Li com absorvente interesse o livro de Quaresma. Desde menino, episódios da vida de Teixeira Gomes eram tema frequente de conversas familiares. Meu pai, como secretario de Afonso Costa e deputado, integrara a missão portuguesa que discutira em Londres com o governo britânico durante a primeira guerra mundial questões relacionadas com a participação de Portugal no conflito. Teixeira Gomes era na época o representante ali do nosso pais como ministro plenipotenciário. Esses dias foram fonte da futura amizade que ligou meu pai ao diplomata que admirava como escritor. Anos depois, quando era diretor do diário Mundo, apoiou a sua candidatura à Presidência da Republica. A intimidade aprofundou-se e meus pais eram com frequência convidados a jantar em Belém.

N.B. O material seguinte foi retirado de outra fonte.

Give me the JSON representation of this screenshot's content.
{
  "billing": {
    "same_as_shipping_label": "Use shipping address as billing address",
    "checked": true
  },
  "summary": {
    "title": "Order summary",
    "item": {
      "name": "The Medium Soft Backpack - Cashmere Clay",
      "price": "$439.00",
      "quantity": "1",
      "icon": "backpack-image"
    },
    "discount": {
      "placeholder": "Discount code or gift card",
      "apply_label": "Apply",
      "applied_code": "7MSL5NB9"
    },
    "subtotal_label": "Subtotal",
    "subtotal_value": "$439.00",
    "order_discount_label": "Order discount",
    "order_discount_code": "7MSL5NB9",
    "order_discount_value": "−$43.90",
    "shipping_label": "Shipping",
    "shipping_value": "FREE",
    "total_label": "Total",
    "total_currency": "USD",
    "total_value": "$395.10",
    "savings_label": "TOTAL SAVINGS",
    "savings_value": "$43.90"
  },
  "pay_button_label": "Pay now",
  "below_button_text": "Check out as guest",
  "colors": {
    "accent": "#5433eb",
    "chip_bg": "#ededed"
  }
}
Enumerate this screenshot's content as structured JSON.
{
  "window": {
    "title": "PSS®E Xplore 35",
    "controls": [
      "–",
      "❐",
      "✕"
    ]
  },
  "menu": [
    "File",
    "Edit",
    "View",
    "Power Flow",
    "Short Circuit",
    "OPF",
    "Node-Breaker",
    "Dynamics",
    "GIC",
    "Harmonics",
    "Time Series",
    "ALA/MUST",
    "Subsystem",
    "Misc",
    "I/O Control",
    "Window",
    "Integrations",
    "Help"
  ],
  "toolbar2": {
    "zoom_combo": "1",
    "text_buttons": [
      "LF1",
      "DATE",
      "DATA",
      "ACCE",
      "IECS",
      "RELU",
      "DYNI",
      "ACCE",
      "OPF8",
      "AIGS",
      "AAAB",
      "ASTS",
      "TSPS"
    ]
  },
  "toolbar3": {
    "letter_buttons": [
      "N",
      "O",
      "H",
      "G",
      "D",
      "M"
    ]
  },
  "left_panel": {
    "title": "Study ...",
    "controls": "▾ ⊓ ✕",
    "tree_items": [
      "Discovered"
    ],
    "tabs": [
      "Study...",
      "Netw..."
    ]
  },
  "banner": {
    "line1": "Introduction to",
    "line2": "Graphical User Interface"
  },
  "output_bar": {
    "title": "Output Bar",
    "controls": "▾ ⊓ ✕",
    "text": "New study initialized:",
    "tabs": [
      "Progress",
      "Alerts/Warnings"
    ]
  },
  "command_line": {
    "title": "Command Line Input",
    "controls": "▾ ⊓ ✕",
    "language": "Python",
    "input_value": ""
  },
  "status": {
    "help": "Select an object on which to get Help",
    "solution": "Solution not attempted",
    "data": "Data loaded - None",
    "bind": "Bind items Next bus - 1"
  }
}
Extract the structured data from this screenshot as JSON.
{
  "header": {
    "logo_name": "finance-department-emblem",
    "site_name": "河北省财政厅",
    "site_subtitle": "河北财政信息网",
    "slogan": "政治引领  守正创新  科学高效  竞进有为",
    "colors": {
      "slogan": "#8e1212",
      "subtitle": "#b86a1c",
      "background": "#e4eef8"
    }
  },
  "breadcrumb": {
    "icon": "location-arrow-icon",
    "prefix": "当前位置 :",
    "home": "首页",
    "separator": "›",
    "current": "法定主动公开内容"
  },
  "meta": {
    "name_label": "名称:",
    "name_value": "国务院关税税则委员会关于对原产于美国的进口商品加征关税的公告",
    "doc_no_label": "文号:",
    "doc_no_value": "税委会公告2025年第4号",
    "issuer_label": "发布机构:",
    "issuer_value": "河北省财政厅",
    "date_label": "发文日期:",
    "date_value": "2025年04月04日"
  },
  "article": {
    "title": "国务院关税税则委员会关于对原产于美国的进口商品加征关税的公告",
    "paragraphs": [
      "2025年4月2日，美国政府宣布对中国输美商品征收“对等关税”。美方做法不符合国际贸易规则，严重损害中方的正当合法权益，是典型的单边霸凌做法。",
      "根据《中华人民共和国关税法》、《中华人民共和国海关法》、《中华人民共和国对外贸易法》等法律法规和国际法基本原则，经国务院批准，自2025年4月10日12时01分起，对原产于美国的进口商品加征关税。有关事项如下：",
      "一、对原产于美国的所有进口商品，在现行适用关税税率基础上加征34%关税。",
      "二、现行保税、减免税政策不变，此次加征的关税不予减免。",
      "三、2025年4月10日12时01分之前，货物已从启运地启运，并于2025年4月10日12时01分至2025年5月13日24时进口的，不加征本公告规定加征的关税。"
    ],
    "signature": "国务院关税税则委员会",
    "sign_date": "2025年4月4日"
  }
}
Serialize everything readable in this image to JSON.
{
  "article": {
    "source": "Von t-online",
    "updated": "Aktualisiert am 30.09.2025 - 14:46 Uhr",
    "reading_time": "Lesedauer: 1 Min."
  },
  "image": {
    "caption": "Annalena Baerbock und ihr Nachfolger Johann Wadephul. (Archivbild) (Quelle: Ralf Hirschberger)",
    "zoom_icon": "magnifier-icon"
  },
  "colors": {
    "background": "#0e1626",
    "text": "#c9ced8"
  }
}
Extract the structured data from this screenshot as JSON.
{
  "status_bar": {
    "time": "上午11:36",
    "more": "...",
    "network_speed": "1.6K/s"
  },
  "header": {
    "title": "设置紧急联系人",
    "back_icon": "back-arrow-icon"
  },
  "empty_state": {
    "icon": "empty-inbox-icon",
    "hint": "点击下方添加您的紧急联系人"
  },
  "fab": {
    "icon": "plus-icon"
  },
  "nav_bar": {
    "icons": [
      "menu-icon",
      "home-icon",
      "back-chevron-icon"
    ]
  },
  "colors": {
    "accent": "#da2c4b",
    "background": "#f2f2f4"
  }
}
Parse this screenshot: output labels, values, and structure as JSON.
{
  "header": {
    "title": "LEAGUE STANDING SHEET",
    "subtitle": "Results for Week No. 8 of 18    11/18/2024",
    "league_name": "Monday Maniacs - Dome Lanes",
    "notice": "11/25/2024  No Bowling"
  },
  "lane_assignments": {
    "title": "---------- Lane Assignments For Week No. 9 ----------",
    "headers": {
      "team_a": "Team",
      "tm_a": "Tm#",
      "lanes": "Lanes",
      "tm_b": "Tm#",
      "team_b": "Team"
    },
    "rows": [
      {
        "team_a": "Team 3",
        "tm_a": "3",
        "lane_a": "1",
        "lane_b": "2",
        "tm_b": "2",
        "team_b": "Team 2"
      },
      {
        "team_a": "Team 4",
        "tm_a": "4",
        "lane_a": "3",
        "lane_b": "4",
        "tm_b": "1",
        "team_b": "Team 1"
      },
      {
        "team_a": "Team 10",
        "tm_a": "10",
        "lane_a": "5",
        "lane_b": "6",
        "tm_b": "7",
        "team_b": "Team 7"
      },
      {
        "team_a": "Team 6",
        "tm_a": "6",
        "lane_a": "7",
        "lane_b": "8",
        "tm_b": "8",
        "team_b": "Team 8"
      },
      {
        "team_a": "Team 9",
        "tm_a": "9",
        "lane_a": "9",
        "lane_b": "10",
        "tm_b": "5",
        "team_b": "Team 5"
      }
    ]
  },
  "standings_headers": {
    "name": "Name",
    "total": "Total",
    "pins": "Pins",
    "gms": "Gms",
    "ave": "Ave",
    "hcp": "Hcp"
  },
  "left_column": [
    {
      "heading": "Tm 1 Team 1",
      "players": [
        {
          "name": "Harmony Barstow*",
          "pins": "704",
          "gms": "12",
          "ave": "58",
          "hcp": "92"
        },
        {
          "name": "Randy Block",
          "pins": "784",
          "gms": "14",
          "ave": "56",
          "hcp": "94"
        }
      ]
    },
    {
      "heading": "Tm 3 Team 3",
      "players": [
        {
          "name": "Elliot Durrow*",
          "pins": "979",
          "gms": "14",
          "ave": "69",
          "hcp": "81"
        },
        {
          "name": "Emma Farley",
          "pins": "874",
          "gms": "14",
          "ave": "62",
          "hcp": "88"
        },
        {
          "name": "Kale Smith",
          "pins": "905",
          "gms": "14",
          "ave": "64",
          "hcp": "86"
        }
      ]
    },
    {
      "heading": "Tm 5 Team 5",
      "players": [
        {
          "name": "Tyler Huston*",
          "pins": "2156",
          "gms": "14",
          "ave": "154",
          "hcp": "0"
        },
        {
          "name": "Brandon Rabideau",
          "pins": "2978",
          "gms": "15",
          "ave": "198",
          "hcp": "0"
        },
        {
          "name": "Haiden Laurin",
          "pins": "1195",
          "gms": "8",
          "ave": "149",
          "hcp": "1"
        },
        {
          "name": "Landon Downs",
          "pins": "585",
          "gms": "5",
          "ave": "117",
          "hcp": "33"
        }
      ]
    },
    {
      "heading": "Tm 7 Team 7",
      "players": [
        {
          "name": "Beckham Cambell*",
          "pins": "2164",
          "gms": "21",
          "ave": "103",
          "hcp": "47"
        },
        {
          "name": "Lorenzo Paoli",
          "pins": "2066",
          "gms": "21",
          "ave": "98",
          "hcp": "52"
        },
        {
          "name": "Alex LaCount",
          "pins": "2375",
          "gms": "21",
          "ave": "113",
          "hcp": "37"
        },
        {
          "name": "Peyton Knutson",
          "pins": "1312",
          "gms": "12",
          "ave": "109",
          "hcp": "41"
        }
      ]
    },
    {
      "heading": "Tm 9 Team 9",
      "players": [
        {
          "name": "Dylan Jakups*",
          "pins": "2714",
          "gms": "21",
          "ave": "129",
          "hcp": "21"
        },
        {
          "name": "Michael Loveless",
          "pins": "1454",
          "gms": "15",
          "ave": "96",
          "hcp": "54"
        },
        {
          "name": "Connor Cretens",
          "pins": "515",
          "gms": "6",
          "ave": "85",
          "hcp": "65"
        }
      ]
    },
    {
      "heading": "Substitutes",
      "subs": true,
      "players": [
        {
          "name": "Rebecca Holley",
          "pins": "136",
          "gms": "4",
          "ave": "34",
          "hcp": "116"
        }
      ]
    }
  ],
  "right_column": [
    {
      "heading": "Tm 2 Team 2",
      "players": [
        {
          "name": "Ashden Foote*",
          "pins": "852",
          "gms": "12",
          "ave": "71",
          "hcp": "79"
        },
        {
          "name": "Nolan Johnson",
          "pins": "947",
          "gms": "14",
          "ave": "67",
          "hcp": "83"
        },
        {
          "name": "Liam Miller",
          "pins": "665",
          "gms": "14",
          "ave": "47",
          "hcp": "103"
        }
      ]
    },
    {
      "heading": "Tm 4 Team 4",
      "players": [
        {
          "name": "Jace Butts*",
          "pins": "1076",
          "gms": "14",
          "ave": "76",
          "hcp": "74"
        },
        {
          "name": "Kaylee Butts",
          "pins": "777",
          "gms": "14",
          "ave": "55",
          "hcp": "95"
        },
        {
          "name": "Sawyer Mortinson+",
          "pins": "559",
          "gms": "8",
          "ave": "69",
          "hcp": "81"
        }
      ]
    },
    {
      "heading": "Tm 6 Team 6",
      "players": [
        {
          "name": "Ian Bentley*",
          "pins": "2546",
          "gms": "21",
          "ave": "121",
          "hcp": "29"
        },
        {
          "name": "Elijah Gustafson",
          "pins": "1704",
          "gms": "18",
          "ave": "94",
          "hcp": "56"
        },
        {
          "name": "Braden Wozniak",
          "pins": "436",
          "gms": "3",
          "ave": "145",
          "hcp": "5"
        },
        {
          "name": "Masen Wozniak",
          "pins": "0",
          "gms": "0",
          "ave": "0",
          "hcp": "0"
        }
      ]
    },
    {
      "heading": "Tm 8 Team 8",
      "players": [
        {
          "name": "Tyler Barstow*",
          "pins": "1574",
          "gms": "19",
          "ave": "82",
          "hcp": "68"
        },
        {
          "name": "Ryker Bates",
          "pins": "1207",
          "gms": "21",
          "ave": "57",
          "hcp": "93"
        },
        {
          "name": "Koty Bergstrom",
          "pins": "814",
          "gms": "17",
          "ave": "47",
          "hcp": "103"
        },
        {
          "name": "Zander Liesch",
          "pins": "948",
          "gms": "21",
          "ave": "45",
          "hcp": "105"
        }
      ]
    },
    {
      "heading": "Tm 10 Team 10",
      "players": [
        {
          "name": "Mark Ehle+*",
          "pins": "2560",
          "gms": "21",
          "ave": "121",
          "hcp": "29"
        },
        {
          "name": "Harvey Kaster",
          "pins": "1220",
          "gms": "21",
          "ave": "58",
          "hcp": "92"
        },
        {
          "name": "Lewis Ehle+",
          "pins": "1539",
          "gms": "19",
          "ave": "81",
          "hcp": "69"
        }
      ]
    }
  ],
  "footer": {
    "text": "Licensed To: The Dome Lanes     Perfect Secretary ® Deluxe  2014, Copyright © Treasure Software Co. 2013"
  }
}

A amizade tinha raízes e resistiu ao exilio do ex-presidente em Bougie, na Argélia. Tive nas mãos quando adolescente cartas que trocavam. Em l946, cinco anos apos a morte do grande português, meu pai publicou um livro, recordando facetas pouco conhecidas da sua personalidade: A vida romanesca de Teixeira Gomes. Registo ainda que as teses de licenciatura e doutoramento de meu irmão Urbano Tavares Rodrigues incidiram ambas sobre Teixeira Gomes.

Sobre o amor

Manuel Teixeira Gomes amou muitas mulheres, com níveis diferentes de intensidade, incluindo Belmira, a mãe de suas filhas, da qual se distanciou afetivamente desde o início da primeira missão diplomática. Ao renunciar à Presidência em Dezembro de 1925, o sexo perdeu rapidamente importância para ele. Tinha 67 anos, mas sentia muito o peso da idade e na sua correspondência torrencial e nos seus livros posteriores aborda com frequência essa temática. É desde a juventude ateu convicto; não teme a morte, mas ela não está ausente no seu pensamento.

Eu separei-me de minha segunda mulher aos 70 anos. Decidi fixar-me em Cuba e por ali fiquei oito anos. Cheguei no auge do Período Especial e participei com alegria na defesa daquela Revolução, para mim na época diferente de qualquer outra. Esse entusiasmo cedeu lugar a um sentimento de frustração ao aperceber-me de que a Ilha de Fidel, em lenta guinada à direita, se afastava do projeto revolucionário que havia empolgado milhões de comunistas em todo o mundo.

Nesses anos cubanos amei com frenesi juvenil uma mulher. O que me enfeitiçou nela inicialmente foi o seu talento de intelectual de prestígio mundial. Mas, transcorrido pouco mais de um ano, o encantamento evoluiu para a desilusão. Pus termo a essa relação tempestuosa. Era já intransponível o fosso ideológico que nos separava, mas senti muito a falta da sua sensualidade explosiva. Sofri.

Tinha 78 anos e decidi regressar a Portugal, para envelhecer com serenidade no meu Alentejo. Mas a certeza da proximidade relativa da morte não pesava no meu quotidiano. Acumulava projetos que, por excessivos, não poderia concretizar.

Vivia no presente, com os olhos no futuro. Caminhava quilômetros todas as manhãs, imaginando trechos de um livro de contos que preparava. Em Havana escrevera um ensaio sobre Historia da Ásia Central, um romance e dois tomos de memórias.

Inesperadamente, conheci a filha de um casal de camaradas. Ela tinha apenas 38 anos; eu ultrapassara 79. O amor era para mim então memória. Mas tornou-se absurdamente presente. Ana Catarina fez-me conhecer o amor em todas as suas vertentes, em patamares que tinha por inatingíveis para mim. Somente apos uma intervenção cirúrgica em 2011, aos 86 anos, a consciência plena do envelhecimento entrou em mim. Mas a galope. Percebi que o futuro desaparecera do horizonte. Mergulhei de repente no passado. Caty continua a amar-me. Fui, repito, um privilegiado.